Anche il lavoro di Emilija Škarnulytė Aphotic Zone (2022) racconta del buio. Una doppia immersione sia nella vita dei bacini afotici di buio assoluto che nelle immagini video degli abissi specchiate mediante una pellicola lattico-riflettente posta come soffitto dello spazio. A questo punto della visita l’ibridazione tra gli spazi delle installazioni, tutti contrassegnati da un light box numerato, e quelli del complesso dell’ospedaletto è pressoché totale.

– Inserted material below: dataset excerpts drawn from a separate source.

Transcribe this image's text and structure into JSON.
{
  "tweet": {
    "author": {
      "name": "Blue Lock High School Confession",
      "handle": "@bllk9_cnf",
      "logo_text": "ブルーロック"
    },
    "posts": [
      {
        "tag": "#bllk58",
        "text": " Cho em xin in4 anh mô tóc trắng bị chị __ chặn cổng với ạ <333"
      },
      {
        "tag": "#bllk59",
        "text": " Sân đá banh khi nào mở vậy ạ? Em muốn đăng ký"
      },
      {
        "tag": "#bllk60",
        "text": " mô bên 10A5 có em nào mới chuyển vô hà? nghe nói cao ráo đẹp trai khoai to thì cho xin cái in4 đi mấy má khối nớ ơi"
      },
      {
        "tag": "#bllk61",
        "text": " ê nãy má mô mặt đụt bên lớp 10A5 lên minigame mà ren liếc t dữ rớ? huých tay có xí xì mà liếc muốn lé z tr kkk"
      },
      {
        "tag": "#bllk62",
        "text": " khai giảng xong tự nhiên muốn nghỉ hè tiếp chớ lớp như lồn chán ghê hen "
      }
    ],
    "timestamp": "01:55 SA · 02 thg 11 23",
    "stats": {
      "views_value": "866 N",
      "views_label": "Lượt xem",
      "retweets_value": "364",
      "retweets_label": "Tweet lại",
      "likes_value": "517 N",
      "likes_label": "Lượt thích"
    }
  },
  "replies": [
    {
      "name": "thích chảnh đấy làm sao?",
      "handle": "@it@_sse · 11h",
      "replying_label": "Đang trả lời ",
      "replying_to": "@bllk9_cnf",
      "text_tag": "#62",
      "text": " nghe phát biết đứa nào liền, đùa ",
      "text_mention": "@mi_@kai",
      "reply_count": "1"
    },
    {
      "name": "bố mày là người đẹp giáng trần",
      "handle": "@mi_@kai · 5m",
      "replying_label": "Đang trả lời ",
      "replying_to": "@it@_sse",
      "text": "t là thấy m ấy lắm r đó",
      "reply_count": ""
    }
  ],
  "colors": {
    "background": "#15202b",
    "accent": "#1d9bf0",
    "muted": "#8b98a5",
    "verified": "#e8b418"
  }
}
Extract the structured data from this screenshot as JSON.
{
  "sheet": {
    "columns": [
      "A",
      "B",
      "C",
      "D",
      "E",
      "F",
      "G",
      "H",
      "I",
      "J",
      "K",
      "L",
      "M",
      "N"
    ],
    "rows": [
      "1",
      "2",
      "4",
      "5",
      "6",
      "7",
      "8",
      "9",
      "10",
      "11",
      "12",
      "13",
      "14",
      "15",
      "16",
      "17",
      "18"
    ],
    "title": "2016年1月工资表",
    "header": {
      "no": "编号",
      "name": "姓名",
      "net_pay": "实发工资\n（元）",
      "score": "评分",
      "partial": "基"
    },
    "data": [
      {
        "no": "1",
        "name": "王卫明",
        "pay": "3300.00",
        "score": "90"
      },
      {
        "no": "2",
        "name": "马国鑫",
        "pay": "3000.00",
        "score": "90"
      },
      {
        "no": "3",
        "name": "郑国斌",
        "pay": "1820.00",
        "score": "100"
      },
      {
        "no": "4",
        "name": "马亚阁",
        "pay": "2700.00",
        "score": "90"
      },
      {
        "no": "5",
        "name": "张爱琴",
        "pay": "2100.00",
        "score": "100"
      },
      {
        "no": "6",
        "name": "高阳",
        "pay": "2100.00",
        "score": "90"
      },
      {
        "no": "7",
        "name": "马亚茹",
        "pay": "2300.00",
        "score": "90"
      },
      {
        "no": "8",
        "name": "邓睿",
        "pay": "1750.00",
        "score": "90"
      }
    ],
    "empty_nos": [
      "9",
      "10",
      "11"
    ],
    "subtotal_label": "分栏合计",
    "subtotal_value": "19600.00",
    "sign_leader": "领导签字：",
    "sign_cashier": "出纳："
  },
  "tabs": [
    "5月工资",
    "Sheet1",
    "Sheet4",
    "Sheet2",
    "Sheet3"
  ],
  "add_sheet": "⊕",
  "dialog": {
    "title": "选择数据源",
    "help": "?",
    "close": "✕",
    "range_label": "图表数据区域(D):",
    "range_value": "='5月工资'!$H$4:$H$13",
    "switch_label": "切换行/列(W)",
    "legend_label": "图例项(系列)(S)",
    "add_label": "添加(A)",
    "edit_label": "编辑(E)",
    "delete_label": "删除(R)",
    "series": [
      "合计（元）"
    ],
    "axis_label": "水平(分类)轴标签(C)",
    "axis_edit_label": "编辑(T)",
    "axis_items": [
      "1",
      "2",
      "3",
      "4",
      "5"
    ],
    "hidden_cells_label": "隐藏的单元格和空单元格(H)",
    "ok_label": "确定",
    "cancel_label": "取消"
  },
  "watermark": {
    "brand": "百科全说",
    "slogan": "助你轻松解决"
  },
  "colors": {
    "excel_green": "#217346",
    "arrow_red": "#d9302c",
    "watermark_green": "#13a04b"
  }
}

Qualities of life (Living in the Radiant Cold) il lavoro endoscopico di James Richards, che compone una suite musicale in forma di site specific sound con l’animazione delle immagini di oggetti del contagio, trova la sua paradossale completezza proprio nel luogo della cura. Lo spazio, sia pubblico della protesta, come quello raccontato da Jonathas de Andrade in Olho da Rua (2022), che privato dell’isolamento infra COVID-19 degli student hotel berlinesi di House of Nations (2022) di He Xiangyu, sono filtrati dalla restituzione filmica del mondo. Il percorso di mostra si conclude una volta ancora nel buio, quello di Takbir (2022) lavoro di Aziz Hazara in cui le proteste notturne afgane rimandano a un’appropriazione collettiva dell’oscurità. Quello della città di Kabul, ma anche alle esperienze di allucinazione collettiva del cinema dentro e fuori i sui spazi canonici. Continui cinema fuori dal cinema, in cui si ripensano i confini del regime scopico contemporaneo, in cui si ridefiniscono i rapporti tra gli sguardi – quelli che spesso i protagonisti della mostra incrociano con gli spettatori – i mezzi e le immagini in movimento. Un’esperienza autogenerativa che – secondo il principio di immedesimazione e confusione della percezione delle cose – va dalle sensazioni di chi esce dal cinema e sente ancora il sopore del buio, verso il sogno, sino a completare la rappresentazione.